Demander la permission pour aller aux toilettes? Non merci!

Par Chad A. Donohue

« Est-ce que je peux aller aux toilettes? »

J’ai longtemps réfléchi à cette question que posent tellement d’enfants dans les écoles des quatre coins du pays. Il est tout naturel que les jeunes élèves demandent la permission d’aller aux toilettes. Le problème, ce n’est pas l’utilisation même des toilettes, mais bien le fait de sortir de la classe. Ça, je l’ai bien compris. Les enseignants veulent savoir où sont leurs jeunes en tout temps.

Mais à partir de quel âge les élèves devraient-ils pouvoir cesser de demander la permission? Les dernières années du primaire constituent d’excellents contextes pour se pencher sur la question. Ce sont des classes dans lesquelles les enseignants peuvent apprendre à graduellement lâcher prise. Les permissions pour aller aux toilettes représentent à cet effet un premier chantier intéressant.
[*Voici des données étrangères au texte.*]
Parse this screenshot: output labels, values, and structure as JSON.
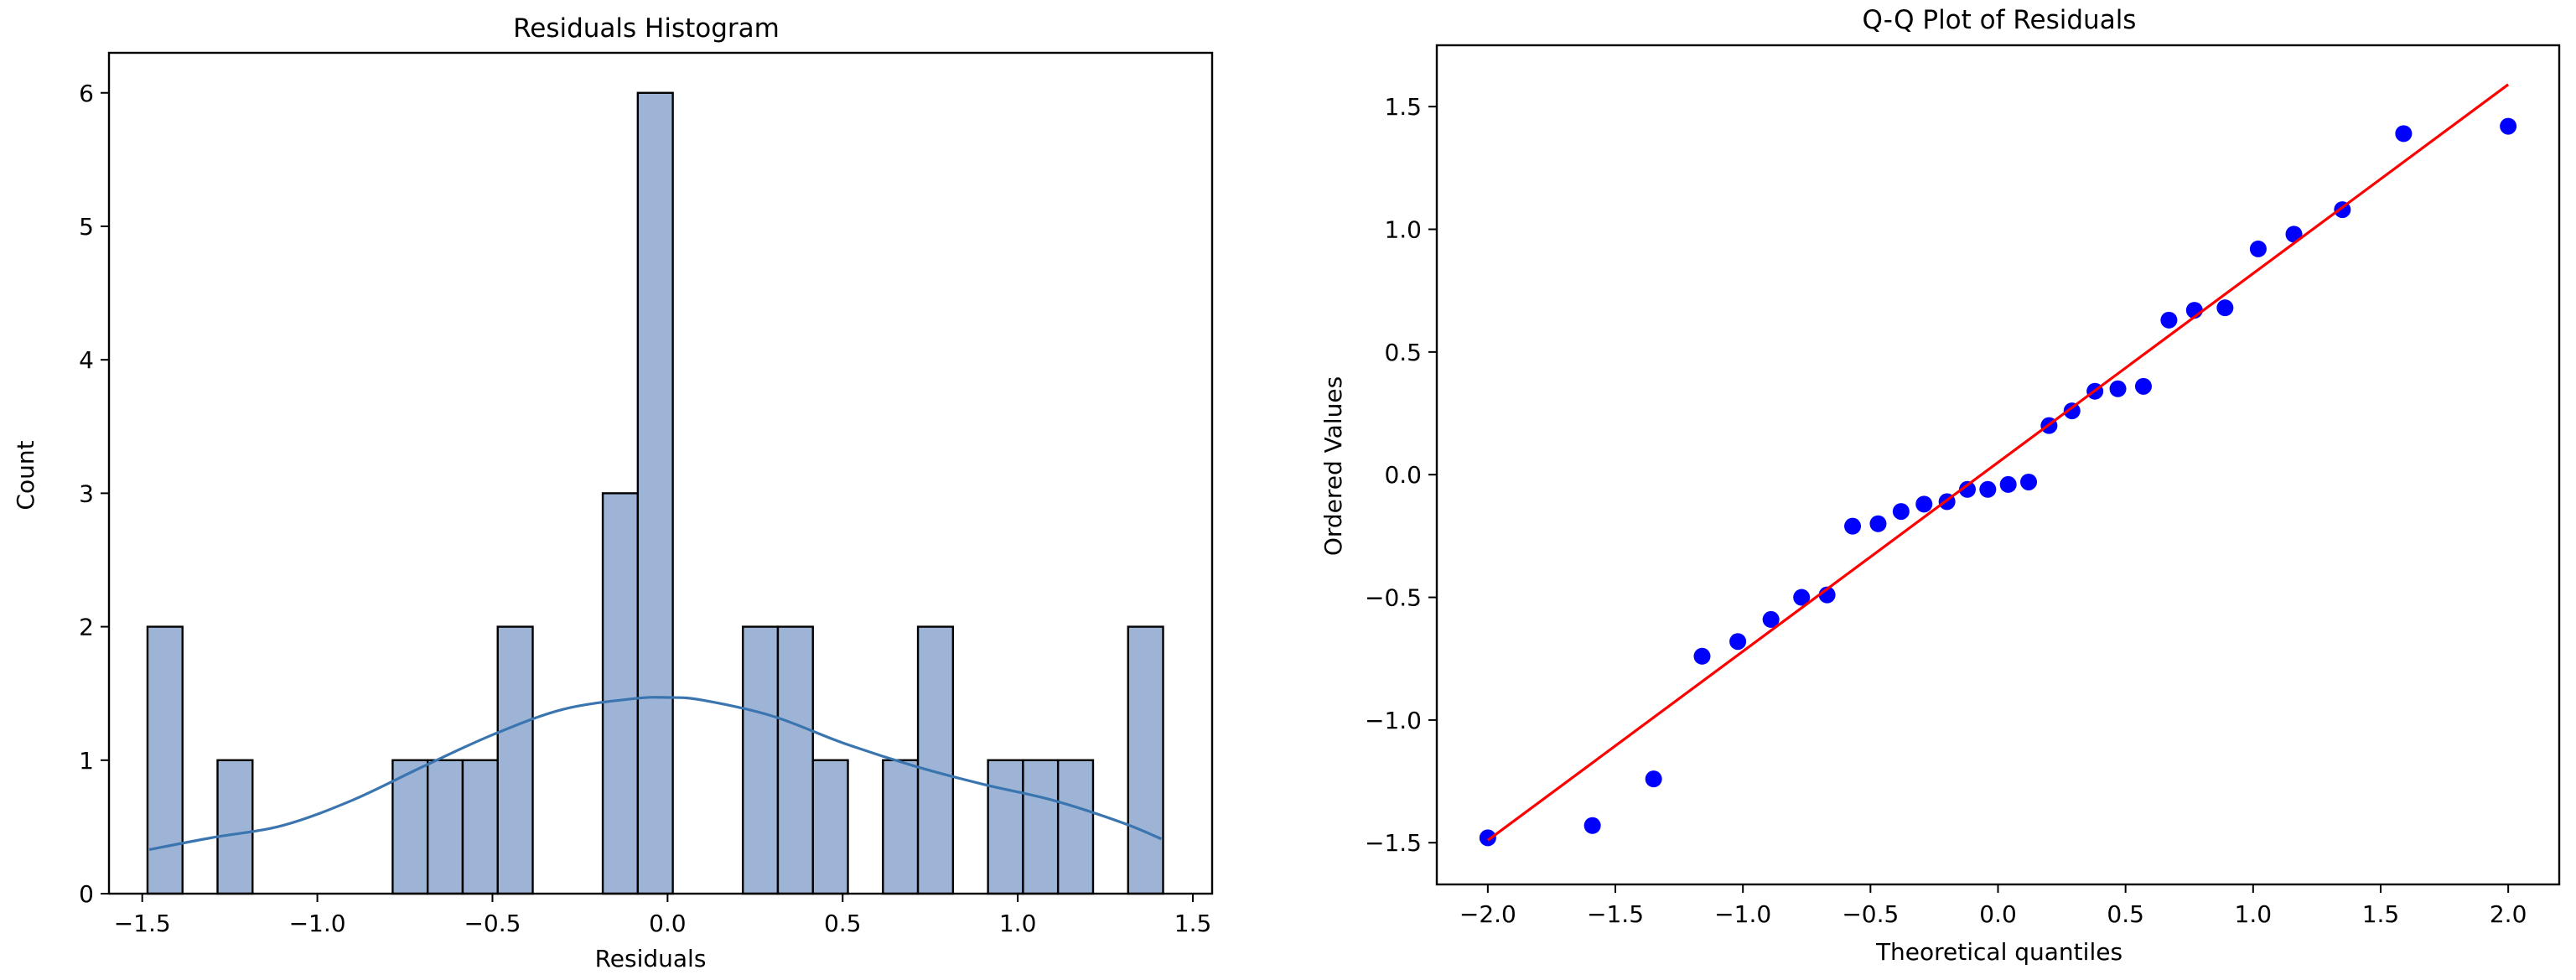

Mon but n’est pas d’expliquer comment aller aux toilettes. Je ne suis pas à ce point intime avec mes élèves après tout! Je veux plutôt décrire comment je montre aux élèves à aller aux toilettes sans avoir à l’annoncer à tout le monde. Près de la porte se trouve un babillard avec une fiche de sortie. À côté de la fiche, un stylo attaché. Au-dessus de la fiche, du papier construction couvert de papillons adhésifs. Chaque papillon contient un tampon de mes initiales. Ce sont les laissez-passer que peuvent utiliser les enfants pour sortir de la classe. À leur retour, ils mettent le laissez-passer au recyclage. J’ai abandonné les laissez-passer permanents il y a quelques années. Un ami venu me voir en classe, jetant un coup d’œil au grattoir qui faisait office de laissez-passer et qui pendait à côté de la porte, s’était en effet exprimé : « Les élèves apportent ce truc aux toilettes depuis des années et tu l’as encore ici? »

Il existe toujours la possibilité d’une urgence du genre « tassez-vous-du-chemin-ça-presse ». J’en suis tout à fait conscient. Je dis à mes élèves que je n’en ai jamais été réellement témoin, mais que c’est possible. Cependant, exception faite des urgences, voici mes règles pour les visites aux toilettes :

  • choisir un moment convenable;
  • vérifier la fiche de sortie pour voir si une autre personne est déjà à l’extérieur;
  • inscrire l’information nécessaire (date, nom, heure, destination);
  • prendre un papillon et y écrire l’heure;
  • se rendre immédiatement à sa destination et revenir tout de suite après;
  • inscrire sur la feuille l’heure de retour;
  • retourner calmement à sa place ou à son espace de travail.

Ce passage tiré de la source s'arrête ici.